Unlike the pristine, unbiased charitable The Empty Tomb, much of which Publishers Weekly described as “polemical and mean-spirited" and which includes references to "the foolishness of the untutored masses" and the "racism" of scholars who happen to disagree with Carrier about the nature of the resurrection.
Steven Carr said…
You mean the racism of scholars which depict the Jewish mind as incapable of thinking of anything new?

Perhaps you are unaware of the reputation of the Times Literary Supplement. It has a very high reputation, and the reviewer did not claim the book was polemical and mean-spirited. It is variable though.
Layman said…
And Publisher's Weekly is just a rag, eh?

I have read most of The Empty Tomb myself and have to concur with Publisher's Weekly.

Which scholar Carrier responds to says the Jewish mind is incapable of thinking about anything new?
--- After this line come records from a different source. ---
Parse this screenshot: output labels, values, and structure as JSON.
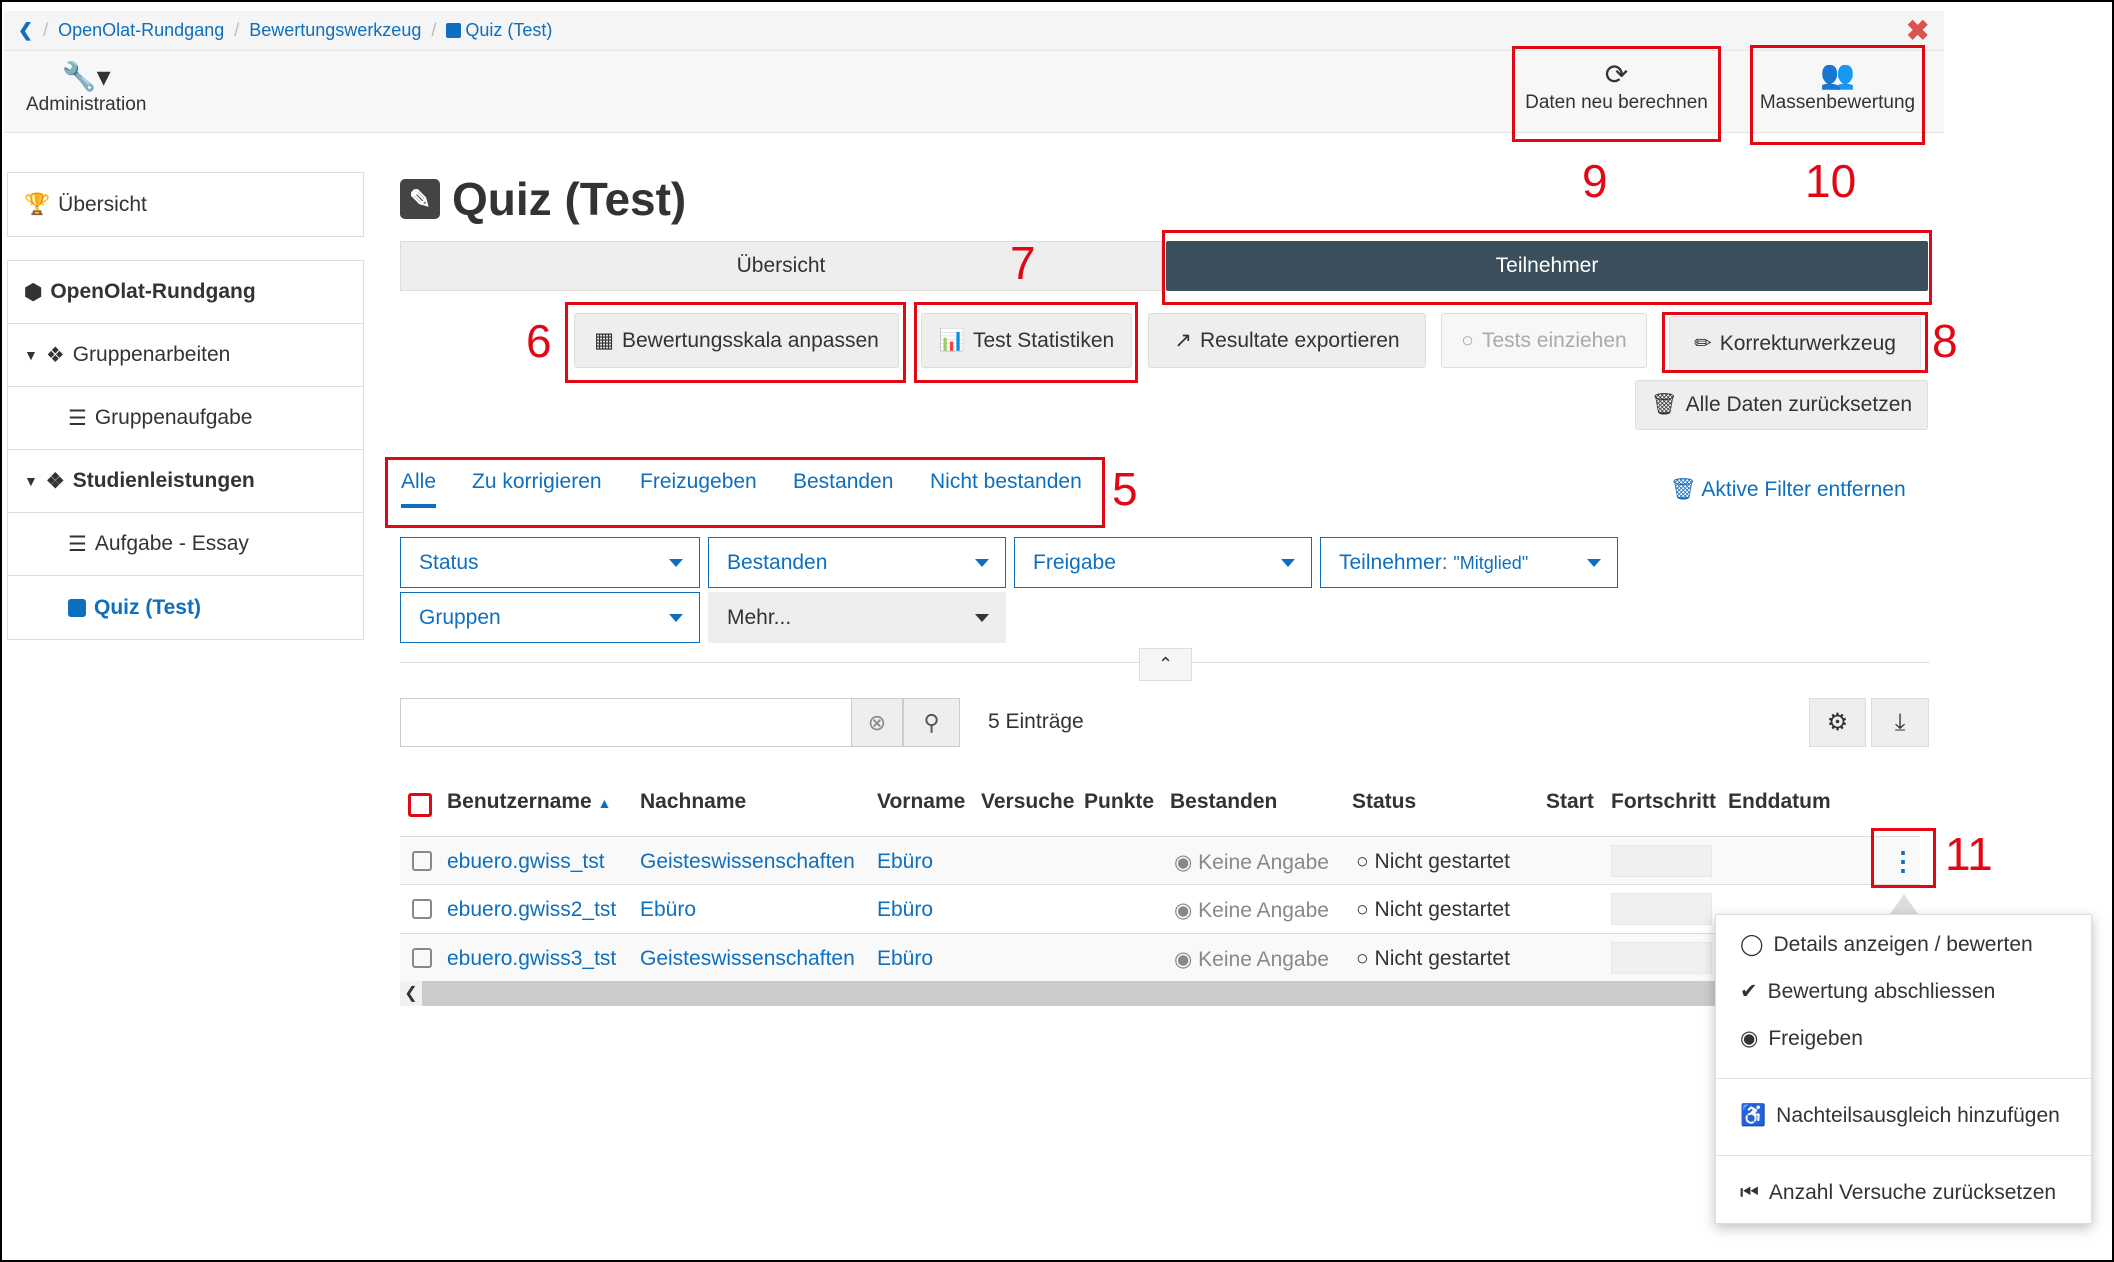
{
  "breadcrumb": {
    "items": [
      "OpenOlat-Rundgang",
      "Bewertungswerkzeug",
      "Quiz (Test)"
    ]
  },
  "toolbar": {
    "admin": "Administration",
    "recalc": "Daten neu berechnen",
    "mass": "Massenbewertung"
  },
  "sidebar": {
    "overview": "Übersicht",
    "items": [
      "OpenOlat-Rundgang",
      "Gruppenarbeiten",
      "Gruppenaufgabe",
      "Studienleistungen",
      "Aufgabe - Essay",
      "Quiz (Test)"
    ]
  },
  "title": "Quiz (Test)",
  "tabs": [
    "Übersicht",
    "Teilnehmer"
  ],
  "actions": {
    "scale": "Bewertungsskala anpassen",
    "stats": "Test Statistiken",
    "export": "Resultate exportieren",
    "collect": "Tests einziehen",
    "correct": "Korrekturwerkzeug",
    "reset": "Alle Daten zurücksetzen"
  },
  "filter_tabs": [
    "Alle",
    "Zu korrigieren",
    "Freizugeben",
    "Bestanden",
    "Nicht bestanden"
  ],
  "remove_filters": "Aktive Filter entfernen",
  "filters": {
    "status": "Status",
    "passed": "Bestanden",
    "release": "Freigabe",
    "participant_label": "Teilnehmer:",
    "participant_value": "\"Mitglied\"",
    "groups": "Gruppen",
    "more": "Mehr..."
  },
  "search": {
    "value": "",
    "count": "5 Einträge"
  },
  "table": {
    "headers": [
      "Benutzername",
      "Nachname",
      "Vorname",
      "Versuche",
      "Punkte",
      "Bestanden",
      "Status",
      "Start",
      "Fortschritt",
      "Enddatum"
    ],
    "rows": [
      {
        "user": "ebuero.gwiss_tst",
        "last": "Geisteswissenschaften",
        "first": "Ebüro",
        "passed": "Keine Angabe",
        "status": "Nicht gestartet"
      },
      {
        "user": "ebuero.gwiss2_tst",
        "last": "Ebüro",
        "first": "Ebüro",
        "passed": "Keine Angabe",
        "status": "Nicht gestartet"
      },
      {
        "user": "ebuero.gwiss3_tst",
        "last": "Geisteswissenschaften",
        "first": "Ebüro",
        "passed": "Keine Angabe",
        "status": "Nicht gestartet"
      }
    ]
  },
  "menu": [
    "Details anzeigen / bewerten",
    "Bewertung abschliessen",
    "Freigeben",
    "Nachteilsausgleich hinzufügen",
    "Anzahl Versuche zurücksetzen"
  ],
  "annotations": [
    "5",
    "6",
    "7",
    "8",
    "9",
    "10",
    "11"
  ],
  "colors": {
    "accent": "#0e6fbf",
    "active_tab": "#3a4f5b",
    "annotation": "#e30613"
  }
}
Chapter and verse please.
slaveofone said…
I started reading it, tried to push through for some time, and failed. There may be a lot of good information therein, but how it's written and presented is so dry, uninspiring, and amateur, I don't know if many people will get through half of it trying to sift the nectar from the hairy husk...and then they'd wish they spent their time reading a more professionally written, scholastic work instead. I think I can hear the voice from that paper saying, "well, if The Empty Tomb were a more professional, scholastic work, then we'd have approached it in like manner...but since it's more like a grocery list of lost causes, you'll have to excuse us if we follow suit." But seriously, who needs that?

Sorry if that's harsh. Nothing against the author(s).
slaveofone said…
On a peripheral note...

Carr mentioned racism in how some Christians' view the Jews of the first century...and I just thought I'd say that after being out of the religious institution for some time now and going back for a visit, I was assaulted by this negative view. The gist of it was...Jews were disobedient, blind, and self-glory-seeking. Yeshua, of course, was the only one who really saw that a person should want to serve Yahweh instead of puffing oneself up. Oh no, Jews weren't following Torah because they were trying to follow the very commandments of Yahweh. Oh no, they weren't behaving out of a sincere desire from their real faith to serve and please Yahweh. They certainly didn't think that Yahweh would prove his faithfulness to them through these rituals and laws because there was good reason to think that. Well, something reeks in all of it...and if you don't smell it, you've been sitting in it too long.